Novel synthesis of a clay supported amorphous aluminum nanocomposite and its application in removal of hexavalent chromium from aqueous solutions

Abstract

A bentonite supported amorphous aluminum (B–Al) nanocomposite was synthesized by the NaBH₄ reduction method in an ethanol–water interfacial solution and characterized with SEM, TEM, XRD, FT-IR and XRF. Surface morphology and line scans obtained from TEM imaging suggest the successful synthesis of the nanocomposite while XRF data shows a drastic change in Al concentration in the synthesized nanocomposite with respect to raw bentonite. This synthesized nanocomposite was further utilized for the removal of hexavalent chromium (Cr(VI)) from aqueous solutions. The very high removal efficiency of the composite for Cr(VI) (i.e. 49.5 mg g⁻¹) was revealed by the Langmuir sorption isotherm. More than 90% removal of Cr(VI) in just 5 minutes of interaction suggests very fast removal kinetics.
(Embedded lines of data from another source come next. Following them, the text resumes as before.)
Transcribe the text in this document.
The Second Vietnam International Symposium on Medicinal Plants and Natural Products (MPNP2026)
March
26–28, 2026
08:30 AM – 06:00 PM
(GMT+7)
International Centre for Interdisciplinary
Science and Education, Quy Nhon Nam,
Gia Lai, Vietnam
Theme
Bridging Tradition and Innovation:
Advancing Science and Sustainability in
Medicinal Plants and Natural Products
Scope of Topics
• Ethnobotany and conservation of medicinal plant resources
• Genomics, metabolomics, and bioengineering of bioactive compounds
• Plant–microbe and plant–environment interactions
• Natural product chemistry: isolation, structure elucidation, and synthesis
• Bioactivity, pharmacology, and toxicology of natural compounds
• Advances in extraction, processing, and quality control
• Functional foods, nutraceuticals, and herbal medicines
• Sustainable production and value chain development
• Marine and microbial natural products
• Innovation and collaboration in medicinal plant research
Inner sphere complexation and coprecipitation of Cr(VI) can be concluded as major removal mechanisms. No influence of ionic strength suggests inner sphere complexation dominated in Cr(VI) uptake. pH of the solution didn't influence the sorption much but comparatively the removal was higher under alkaline conditions (99.4%) than under acidic conditions (93.7%). The presence of humic acid and bicarbonate ions reduced the sorption significantly. The final product, Cr–Al(OH)₃ results in precipitation by forming alum which indicates that clay supported amorphous aluminum nanocomposites can be considered as potential sorbents for toxic metal ions in the environment.